The resulting NARMAX model in this study shows that the following factors play a clear role in explaining the total AEU: light fixtures, humidity in living room, temperature in laundry room, humidity in parent room, and the number of seconds from midnight. Moreover, the results in this study add important contribution to knowledge by explicitly revealing the interaction variables (cross-product terms), which were ignored in most previous studies with multiple linear regression where only single individual predictors were included in the models as determinants of the appliance energy use.

It is worth mentioning that although neural network models can produce good prediction results, they cannot give clear indications of which inputs are important and which are not for explaining the change of the response variable [9, 10, 49]. Neural network models usually use all available model input variables together regardless of their significance. A consequence of allowing redundant variables to participate the model training process is that the resulting models may be overfitting and lack generalization ability. There are some interpretable machine learning models that have been applied to AEU modelling and analysis, however, the prediction performance of these models is lower than that of neural networks [2]. The NARMAX method used in this study is unique in comparing with other AEU modelling methods: the resulting models are transparent, parsimonious and interpretable, and meanwhile maintain excellent predictive capability.

6 Conclusions

In the field of building energy consumption, interpretability and accountability of machine learning models are highly desirable and demanded.
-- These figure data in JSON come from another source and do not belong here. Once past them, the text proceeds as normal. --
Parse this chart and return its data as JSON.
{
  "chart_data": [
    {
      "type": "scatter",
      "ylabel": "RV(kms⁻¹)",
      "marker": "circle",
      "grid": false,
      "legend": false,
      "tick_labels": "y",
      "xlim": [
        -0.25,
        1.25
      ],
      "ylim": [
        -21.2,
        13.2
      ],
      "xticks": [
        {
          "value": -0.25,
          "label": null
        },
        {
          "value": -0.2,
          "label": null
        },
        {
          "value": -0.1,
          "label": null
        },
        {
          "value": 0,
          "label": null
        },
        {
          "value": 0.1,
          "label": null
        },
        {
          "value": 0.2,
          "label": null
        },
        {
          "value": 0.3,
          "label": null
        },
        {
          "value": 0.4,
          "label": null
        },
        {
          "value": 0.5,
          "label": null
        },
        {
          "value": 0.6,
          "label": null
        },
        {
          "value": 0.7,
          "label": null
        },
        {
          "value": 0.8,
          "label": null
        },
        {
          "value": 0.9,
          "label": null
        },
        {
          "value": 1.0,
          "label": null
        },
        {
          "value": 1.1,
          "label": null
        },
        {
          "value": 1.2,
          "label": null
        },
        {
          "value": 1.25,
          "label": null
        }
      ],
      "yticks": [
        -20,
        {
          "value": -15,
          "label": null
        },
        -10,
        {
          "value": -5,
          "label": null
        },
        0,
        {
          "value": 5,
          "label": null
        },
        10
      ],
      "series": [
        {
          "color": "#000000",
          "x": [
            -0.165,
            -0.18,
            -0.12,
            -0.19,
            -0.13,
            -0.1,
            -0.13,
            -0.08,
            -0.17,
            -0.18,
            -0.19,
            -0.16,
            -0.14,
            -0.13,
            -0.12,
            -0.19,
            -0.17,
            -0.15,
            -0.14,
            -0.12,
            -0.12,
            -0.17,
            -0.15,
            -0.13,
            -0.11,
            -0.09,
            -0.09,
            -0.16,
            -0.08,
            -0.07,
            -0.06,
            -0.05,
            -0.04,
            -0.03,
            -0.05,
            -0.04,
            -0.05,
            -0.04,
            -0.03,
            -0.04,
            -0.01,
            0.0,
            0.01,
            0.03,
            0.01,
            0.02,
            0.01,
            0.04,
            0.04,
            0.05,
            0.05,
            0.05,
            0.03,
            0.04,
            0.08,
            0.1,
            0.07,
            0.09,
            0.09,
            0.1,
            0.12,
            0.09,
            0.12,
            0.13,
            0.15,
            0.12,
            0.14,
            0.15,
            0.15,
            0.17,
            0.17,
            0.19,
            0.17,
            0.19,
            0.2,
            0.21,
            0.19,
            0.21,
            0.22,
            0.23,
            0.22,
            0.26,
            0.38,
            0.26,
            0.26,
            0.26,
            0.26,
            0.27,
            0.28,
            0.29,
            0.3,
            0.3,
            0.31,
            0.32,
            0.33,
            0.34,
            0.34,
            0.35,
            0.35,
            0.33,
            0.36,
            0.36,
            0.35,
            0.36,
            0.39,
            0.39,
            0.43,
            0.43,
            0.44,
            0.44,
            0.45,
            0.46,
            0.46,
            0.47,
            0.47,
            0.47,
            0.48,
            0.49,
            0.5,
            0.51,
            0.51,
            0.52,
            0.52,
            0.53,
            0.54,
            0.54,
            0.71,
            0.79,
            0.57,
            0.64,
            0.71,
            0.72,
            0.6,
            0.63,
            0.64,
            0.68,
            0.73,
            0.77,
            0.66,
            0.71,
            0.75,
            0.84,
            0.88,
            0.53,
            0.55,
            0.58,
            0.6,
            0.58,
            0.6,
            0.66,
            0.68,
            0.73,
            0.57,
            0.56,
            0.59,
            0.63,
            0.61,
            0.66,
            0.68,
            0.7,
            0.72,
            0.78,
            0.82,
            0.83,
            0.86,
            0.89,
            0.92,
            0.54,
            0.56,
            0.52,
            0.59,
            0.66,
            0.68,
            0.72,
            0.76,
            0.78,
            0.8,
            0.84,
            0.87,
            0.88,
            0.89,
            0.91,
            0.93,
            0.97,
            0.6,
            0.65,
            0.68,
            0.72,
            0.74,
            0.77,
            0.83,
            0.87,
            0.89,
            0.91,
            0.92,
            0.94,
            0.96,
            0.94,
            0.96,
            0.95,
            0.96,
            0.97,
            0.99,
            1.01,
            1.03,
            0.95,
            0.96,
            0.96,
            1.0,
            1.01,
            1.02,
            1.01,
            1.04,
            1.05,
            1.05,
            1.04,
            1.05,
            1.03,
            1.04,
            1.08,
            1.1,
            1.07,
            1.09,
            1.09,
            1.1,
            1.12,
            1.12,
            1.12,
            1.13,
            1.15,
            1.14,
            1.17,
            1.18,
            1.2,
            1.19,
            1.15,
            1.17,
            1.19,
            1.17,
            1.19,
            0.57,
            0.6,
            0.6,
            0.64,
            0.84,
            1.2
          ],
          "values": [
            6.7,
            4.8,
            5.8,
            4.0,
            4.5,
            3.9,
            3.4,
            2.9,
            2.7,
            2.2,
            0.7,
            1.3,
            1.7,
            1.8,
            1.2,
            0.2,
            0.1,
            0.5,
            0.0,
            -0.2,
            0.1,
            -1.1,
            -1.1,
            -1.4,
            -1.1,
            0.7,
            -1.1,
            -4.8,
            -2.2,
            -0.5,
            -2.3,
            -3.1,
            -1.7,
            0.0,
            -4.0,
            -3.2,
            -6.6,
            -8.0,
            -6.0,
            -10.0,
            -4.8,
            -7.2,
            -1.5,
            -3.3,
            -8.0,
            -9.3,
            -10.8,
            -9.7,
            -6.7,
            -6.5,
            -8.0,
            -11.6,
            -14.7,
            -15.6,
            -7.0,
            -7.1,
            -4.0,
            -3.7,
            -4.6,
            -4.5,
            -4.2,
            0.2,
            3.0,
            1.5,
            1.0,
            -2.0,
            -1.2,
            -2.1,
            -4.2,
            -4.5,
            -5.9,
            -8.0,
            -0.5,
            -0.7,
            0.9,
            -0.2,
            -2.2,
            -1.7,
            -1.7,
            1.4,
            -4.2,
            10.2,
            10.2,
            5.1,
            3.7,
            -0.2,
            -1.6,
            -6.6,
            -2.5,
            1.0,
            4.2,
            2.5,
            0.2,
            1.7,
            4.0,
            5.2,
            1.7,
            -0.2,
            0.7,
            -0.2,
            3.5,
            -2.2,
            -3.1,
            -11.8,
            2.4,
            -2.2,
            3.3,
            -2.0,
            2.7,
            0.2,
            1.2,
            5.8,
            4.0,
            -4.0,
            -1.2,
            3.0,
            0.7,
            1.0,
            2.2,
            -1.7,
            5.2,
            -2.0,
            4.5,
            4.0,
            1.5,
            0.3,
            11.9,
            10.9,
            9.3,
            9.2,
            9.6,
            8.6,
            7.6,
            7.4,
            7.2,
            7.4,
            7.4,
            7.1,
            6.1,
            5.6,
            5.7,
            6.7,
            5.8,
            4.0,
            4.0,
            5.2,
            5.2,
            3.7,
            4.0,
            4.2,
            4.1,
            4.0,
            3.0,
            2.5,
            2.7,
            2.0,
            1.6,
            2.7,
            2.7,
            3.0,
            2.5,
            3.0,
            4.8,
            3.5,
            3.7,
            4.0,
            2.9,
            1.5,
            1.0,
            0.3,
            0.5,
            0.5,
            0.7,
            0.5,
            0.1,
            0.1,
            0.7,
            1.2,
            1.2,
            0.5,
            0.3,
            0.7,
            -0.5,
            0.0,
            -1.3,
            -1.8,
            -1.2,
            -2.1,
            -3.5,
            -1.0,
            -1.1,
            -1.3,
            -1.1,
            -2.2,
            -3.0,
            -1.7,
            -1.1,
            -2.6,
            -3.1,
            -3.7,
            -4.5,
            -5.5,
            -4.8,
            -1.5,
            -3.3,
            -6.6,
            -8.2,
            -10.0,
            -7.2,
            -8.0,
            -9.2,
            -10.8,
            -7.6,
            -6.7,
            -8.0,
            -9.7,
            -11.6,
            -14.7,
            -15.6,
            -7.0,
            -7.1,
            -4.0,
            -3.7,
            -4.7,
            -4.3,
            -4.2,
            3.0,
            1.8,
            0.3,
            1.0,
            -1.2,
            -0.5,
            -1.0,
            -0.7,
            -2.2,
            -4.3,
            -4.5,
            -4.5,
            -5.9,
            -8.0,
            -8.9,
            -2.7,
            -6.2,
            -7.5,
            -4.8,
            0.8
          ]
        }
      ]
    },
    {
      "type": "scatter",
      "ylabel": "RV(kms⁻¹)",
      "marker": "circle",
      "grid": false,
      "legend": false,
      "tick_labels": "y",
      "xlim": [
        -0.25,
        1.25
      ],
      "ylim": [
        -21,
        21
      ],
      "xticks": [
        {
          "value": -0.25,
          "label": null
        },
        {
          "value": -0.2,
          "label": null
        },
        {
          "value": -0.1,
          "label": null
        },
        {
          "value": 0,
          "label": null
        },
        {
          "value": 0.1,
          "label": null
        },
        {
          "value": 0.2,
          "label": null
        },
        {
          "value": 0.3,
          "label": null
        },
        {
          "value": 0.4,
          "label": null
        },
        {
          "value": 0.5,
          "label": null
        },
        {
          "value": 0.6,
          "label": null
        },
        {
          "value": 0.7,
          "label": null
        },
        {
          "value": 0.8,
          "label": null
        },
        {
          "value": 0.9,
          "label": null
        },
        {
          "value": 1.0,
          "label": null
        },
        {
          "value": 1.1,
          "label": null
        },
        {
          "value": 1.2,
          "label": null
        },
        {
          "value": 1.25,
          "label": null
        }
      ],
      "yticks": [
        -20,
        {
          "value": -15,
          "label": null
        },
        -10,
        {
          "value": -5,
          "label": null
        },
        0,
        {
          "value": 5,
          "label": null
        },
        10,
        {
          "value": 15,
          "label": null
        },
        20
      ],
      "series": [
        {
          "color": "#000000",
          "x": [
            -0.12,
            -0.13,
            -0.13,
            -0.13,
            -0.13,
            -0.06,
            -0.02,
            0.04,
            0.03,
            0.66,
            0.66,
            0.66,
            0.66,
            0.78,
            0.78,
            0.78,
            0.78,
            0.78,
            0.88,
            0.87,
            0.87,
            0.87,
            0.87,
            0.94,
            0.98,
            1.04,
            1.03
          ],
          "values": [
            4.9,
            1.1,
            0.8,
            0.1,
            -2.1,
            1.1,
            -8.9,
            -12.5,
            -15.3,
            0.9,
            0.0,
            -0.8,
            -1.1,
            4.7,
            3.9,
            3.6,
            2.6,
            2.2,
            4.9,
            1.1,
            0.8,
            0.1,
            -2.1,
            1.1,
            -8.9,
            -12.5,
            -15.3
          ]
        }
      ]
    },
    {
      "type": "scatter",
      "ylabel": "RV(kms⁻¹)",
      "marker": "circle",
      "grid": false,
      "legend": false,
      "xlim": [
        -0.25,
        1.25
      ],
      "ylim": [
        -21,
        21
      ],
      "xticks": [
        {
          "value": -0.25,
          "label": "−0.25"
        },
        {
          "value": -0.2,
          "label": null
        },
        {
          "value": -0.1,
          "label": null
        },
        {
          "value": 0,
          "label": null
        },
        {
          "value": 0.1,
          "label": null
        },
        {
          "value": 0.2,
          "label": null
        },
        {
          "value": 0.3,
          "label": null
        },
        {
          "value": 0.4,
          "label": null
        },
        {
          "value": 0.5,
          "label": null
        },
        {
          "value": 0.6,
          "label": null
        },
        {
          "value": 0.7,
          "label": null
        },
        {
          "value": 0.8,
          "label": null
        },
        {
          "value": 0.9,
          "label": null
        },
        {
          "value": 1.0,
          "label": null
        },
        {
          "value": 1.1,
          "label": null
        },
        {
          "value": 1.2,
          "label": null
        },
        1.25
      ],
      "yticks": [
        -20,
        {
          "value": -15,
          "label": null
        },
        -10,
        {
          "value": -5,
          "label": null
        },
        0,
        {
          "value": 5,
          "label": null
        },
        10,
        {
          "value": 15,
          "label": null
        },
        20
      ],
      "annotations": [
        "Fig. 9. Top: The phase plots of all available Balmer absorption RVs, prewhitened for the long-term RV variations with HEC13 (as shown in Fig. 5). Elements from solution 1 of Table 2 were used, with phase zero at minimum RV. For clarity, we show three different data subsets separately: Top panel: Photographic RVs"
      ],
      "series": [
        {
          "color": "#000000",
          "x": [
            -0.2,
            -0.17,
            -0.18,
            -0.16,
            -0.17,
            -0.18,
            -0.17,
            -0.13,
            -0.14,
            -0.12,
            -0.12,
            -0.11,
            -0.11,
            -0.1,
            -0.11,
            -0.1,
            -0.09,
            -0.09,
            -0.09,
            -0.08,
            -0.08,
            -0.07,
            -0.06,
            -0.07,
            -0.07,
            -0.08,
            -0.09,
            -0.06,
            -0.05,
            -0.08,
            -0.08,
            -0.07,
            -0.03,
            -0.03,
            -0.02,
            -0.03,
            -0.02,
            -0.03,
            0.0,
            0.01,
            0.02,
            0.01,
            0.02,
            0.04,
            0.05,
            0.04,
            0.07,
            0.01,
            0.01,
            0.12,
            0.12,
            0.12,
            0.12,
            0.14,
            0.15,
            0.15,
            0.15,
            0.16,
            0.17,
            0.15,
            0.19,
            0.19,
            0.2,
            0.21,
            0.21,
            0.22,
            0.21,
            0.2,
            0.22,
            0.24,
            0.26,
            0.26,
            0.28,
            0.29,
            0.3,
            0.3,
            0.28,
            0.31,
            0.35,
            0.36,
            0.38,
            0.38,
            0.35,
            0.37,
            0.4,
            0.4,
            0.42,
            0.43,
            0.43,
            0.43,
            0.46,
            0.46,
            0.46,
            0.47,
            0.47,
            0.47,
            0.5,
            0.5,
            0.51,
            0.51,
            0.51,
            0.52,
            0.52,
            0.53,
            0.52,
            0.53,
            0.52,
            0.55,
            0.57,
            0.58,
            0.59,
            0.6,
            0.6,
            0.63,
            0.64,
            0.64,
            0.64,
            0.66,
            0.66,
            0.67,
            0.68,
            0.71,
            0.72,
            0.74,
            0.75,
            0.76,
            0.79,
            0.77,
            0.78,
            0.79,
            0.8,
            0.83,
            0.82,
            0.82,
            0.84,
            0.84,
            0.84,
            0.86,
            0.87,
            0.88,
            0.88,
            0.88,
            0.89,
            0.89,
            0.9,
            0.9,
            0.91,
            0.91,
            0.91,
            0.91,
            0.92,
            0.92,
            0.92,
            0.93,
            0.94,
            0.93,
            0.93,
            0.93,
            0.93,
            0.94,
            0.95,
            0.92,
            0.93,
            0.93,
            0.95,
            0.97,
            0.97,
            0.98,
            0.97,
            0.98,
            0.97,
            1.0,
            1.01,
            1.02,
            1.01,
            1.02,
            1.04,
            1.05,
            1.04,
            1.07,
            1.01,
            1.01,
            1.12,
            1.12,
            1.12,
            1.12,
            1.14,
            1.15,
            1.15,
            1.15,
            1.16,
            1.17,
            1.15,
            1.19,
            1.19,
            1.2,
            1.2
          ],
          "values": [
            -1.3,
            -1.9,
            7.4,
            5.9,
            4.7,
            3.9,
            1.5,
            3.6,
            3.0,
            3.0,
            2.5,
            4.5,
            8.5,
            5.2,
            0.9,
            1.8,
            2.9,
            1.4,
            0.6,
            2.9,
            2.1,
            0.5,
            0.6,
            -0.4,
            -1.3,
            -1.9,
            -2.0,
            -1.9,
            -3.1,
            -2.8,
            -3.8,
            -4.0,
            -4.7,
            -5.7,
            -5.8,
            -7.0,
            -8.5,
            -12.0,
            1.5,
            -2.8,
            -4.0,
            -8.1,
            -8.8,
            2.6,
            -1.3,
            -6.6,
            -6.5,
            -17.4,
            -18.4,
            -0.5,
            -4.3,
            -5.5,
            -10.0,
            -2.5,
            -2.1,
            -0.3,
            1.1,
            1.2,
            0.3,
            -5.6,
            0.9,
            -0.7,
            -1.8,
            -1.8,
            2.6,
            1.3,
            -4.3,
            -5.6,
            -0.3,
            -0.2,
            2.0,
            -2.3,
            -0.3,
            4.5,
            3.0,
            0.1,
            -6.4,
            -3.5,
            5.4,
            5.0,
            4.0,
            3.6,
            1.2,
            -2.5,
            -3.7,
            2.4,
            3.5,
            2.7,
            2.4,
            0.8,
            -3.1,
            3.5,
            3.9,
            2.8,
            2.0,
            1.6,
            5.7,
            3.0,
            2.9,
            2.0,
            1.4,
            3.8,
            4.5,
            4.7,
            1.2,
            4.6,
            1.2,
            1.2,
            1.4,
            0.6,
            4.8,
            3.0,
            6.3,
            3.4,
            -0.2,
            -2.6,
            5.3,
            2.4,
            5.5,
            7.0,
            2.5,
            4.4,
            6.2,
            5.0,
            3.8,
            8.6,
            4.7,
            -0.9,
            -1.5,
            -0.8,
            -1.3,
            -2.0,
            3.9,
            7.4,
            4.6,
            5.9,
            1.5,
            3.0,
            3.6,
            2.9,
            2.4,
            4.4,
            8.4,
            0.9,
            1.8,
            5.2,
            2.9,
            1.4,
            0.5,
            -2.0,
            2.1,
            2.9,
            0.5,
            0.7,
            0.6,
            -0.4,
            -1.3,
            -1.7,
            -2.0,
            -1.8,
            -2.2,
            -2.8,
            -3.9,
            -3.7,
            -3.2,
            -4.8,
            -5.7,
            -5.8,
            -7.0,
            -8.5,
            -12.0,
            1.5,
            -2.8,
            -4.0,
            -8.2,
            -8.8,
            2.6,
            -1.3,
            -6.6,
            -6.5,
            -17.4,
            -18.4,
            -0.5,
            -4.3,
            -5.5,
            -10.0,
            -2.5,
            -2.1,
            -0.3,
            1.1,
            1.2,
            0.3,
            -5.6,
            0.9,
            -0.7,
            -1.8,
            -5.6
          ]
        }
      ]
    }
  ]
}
While traditional machine learning techniques have been widely applied to achieve accurate prediction outcomes, the models used often lack interpretability, failing to explain how the individual appliance contributes to the overall energy use, and interactively and collectively determine the overall AEU patterns. Motivated by these observations, this study developed NARMAX models for explaining and predicting the energy consumption. The proposed method outperforms other state-of-the-art machine learning models, including feedforward neural networks, LSTM, and GRU, in that resulting NARMAX model exhibits a clear dependent relationship between AEU and the associated factors. More importantly, the model developed can be used to analyse and isolate the sources of energy consumption, such as specific rooms and appliances, and the time lags in historical consumption measurements. Such information is particularly highly valuable for identifying the most important factors from a large number of potential variables. The findings of this study can be used by public organizations and governments for developing more effective energy policies for new buildings.

A limitation of this paper is that it only investigates the impact of 28 predictors. Other factors, such as lockdowns and climate changes can also be considered to improve the model predictive and explanatory ability. Therefore, one of the future research directions will be to collect more data and investigate the effectiveness of other potential predictors, and hence further improve the model predictive ability and interpretability.